I pulled out my phone, crying again, and sent a selfie video to Dr. Ben just to say thank you, because that was the last thing I’d been waiting for to heal. Those box jumps matter to me because that’s how I maintain the energy and purpose that let me be a rockstar dad, husband, and pediatric chiropractor. If I can’t take care of me at the level I want, I can’t take care of others.
To this day, ten years later, I still go up twice a year for a session or two with Dr. Ben, a proactive wellness plan, not “maintenance,” a word I despise.
The Healing Sequence: Get the Order Right [39:52 – 43:20]
Dr. Tony Ebel: If you’re battling Lyme and what you’re working on primarily is nutrition, supplementation, and detoxification as the first foundation, that’s not where these diseases set up shop. Lyme, PANS, and PANDAS don’t first layer their dysfunction into the gut. They bottom out the nervous system first.

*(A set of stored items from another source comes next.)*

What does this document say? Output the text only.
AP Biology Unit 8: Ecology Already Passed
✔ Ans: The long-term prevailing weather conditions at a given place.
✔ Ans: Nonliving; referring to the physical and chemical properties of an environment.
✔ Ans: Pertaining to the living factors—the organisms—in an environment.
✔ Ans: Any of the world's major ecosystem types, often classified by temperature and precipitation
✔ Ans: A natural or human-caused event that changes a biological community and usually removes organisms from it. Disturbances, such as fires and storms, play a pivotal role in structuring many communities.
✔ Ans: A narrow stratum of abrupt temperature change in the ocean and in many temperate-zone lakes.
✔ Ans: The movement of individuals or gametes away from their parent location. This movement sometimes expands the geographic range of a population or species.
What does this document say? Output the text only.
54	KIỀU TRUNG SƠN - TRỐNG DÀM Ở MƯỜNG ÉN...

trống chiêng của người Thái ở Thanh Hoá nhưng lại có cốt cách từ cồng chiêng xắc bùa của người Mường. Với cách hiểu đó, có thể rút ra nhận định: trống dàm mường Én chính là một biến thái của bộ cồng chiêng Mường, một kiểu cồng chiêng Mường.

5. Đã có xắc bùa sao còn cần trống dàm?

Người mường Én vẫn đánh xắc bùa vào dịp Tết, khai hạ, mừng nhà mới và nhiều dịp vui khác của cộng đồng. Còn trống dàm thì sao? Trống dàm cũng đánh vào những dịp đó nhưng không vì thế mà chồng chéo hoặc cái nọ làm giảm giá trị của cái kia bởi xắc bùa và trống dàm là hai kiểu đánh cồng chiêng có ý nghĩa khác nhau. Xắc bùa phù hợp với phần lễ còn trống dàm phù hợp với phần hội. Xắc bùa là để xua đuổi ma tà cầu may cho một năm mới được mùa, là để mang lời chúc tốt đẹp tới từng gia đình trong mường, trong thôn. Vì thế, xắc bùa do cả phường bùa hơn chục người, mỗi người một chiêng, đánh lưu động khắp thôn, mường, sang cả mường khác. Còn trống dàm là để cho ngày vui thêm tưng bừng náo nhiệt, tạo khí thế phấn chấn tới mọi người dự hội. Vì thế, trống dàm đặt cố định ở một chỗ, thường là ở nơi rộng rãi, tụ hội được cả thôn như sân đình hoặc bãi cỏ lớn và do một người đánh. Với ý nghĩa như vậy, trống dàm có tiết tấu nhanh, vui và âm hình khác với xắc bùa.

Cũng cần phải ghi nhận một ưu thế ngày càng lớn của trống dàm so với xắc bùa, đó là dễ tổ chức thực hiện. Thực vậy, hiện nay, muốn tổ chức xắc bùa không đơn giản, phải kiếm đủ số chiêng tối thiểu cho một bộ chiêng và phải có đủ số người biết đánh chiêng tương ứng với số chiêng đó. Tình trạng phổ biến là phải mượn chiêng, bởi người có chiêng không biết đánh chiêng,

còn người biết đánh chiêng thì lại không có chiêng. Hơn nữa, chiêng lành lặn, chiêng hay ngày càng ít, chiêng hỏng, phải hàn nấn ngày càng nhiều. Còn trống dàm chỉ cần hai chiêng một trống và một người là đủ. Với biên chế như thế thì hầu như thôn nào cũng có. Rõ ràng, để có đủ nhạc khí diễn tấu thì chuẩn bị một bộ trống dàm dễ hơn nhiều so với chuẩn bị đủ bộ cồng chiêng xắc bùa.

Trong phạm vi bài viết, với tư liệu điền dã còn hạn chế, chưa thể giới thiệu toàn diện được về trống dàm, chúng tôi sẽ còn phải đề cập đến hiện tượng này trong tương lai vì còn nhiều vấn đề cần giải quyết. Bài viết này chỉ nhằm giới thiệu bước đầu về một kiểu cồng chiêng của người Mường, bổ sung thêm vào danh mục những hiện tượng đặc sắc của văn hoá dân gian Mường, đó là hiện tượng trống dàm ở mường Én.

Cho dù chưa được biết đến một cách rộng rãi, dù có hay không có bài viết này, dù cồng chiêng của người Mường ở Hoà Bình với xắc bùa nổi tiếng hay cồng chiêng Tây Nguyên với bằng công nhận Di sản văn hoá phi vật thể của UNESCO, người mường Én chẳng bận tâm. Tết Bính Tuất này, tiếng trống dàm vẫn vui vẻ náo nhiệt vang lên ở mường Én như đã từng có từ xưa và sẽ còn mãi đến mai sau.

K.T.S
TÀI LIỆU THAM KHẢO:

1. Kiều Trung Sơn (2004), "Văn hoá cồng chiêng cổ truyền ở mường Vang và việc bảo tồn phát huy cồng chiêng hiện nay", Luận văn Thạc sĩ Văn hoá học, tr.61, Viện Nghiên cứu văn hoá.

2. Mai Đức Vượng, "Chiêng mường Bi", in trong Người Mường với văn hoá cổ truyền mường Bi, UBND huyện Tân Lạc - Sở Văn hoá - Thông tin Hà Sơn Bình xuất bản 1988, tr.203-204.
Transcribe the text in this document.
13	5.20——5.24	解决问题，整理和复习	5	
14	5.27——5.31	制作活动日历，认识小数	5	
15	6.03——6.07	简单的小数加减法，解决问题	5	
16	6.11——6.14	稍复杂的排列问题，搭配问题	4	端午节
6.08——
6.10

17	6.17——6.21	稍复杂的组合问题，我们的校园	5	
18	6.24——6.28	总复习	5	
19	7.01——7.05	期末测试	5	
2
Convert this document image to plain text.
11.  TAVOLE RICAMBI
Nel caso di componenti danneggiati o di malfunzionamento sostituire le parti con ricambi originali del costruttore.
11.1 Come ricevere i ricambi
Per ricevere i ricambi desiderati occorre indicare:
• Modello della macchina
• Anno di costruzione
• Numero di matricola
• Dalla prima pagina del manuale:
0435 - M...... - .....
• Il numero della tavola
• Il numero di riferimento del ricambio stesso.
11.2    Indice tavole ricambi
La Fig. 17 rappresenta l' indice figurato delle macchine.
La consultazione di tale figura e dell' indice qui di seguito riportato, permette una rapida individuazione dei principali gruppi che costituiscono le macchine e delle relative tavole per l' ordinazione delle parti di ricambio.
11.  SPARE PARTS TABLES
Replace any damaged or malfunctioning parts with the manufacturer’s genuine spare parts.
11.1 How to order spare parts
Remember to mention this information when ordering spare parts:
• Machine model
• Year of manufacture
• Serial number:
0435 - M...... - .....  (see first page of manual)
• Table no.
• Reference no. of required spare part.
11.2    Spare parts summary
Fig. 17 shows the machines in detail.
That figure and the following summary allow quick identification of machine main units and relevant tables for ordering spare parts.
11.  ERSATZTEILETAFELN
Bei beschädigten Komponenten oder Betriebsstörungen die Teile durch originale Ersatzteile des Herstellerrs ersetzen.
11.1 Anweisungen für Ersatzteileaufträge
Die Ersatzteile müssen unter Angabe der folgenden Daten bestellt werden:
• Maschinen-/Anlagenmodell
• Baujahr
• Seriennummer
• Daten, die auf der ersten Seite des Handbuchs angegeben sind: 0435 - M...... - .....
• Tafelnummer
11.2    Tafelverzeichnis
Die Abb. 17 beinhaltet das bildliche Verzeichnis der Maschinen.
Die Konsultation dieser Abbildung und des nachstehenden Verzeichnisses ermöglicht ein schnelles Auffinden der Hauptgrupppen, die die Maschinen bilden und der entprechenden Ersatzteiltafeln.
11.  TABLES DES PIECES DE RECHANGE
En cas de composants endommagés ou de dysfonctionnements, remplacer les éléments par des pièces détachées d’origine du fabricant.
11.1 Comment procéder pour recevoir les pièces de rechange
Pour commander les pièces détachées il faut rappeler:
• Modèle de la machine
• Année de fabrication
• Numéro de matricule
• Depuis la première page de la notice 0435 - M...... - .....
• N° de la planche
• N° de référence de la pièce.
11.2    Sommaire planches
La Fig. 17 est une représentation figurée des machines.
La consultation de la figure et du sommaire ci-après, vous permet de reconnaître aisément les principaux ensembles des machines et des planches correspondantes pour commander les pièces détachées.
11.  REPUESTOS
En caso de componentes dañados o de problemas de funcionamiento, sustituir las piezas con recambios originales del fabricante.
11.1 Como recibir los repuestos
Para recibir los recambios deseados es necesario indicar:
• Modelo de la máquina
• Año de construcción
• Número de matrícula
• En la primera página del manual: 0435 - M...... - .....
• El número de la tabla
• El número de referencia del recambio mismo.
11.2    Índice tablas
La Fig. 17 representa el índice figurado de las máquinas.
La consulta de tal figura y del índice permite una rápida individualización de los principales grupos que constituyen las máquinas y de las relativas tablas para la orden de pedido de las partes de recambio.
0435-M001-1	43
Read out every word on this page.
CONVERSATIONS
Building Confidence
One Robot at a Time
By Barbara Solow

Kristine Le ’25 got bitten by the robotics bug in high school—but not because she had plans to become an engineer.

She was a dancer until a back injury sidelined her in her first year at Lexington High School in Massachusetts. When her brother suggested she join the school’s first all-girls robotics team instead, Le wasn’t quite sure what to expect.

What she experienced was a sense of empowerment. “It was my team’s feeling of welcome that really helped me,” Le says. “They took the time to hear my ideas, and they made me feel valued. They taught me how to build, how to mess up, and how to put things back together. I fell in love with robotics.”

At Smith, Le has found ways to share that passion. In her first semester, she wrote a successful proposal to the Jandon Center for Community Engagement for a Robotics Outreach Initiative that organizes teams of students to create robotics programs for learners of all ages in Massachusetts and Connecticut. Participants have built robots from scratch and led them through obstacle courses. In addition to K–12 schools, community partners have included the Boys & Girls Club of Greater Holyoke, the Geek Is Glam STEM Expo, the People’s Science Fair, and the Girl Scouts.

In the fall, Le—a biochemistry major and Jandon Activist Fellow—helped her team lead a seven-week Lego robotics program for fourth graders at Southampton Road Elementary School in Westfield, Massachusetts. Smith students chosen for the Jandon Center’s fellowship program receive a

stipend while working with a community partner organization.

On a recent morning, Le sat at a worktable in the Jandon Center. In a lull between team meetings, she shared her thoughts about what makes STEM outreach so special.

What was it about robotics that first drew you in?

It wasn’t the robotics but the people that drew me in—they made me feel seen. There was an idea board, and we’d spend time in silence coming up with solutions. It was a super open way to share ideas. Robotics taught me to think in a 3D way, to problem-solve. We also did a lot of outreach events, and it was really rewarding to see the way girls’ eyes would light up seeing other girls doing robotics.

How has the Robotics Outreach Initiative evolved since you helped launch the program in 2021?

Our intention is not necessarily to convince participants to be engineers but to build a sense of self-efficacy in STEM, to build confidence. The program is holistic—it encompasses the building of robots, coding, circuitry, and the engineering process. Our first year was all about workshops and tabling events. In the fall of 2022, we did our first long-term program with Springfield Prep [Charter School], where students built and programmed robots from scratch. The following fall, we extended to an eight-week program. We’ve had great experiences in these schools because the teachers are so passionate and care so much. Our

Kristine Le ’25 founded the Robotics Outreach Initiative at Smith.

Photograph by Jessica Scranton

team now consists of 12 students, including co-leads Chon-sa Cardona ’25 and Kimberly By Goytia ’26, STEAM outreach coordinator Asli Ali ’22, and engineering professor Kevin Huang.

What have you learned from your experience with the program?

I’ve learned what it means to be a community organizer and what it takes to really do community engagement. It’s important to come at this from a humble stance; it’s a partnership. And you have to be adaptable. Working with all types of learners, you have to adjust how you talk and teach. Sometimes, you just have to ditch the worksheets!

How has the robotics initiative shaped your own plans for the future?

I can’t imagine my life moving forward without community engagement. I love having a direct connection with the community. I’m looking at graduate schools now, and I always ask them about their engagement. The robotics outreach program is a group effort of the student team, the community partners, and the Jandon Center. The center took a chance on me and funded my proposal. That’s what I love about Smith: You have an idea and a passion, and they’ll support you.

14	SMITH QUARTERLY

Here’s the order that worked for me and the patients I’ve seen recover:
- Neurologically-Focused Chiropractic Care first, get the nervous system out of exhaustion through neurospinal, neuro-tonal adjustments.
- Physical body work second, an intervention like Lyme Stop that activates the neuro-circulatory and lymphatic systems to physically move parasites, co-infections, bacteria, viruses, and toxins out: sweat, poop, clear.
- Functional and integrative medicine third, targeted nutrition, supplementation, detoxification, and microbiome, adrenal, liver, and kidney support.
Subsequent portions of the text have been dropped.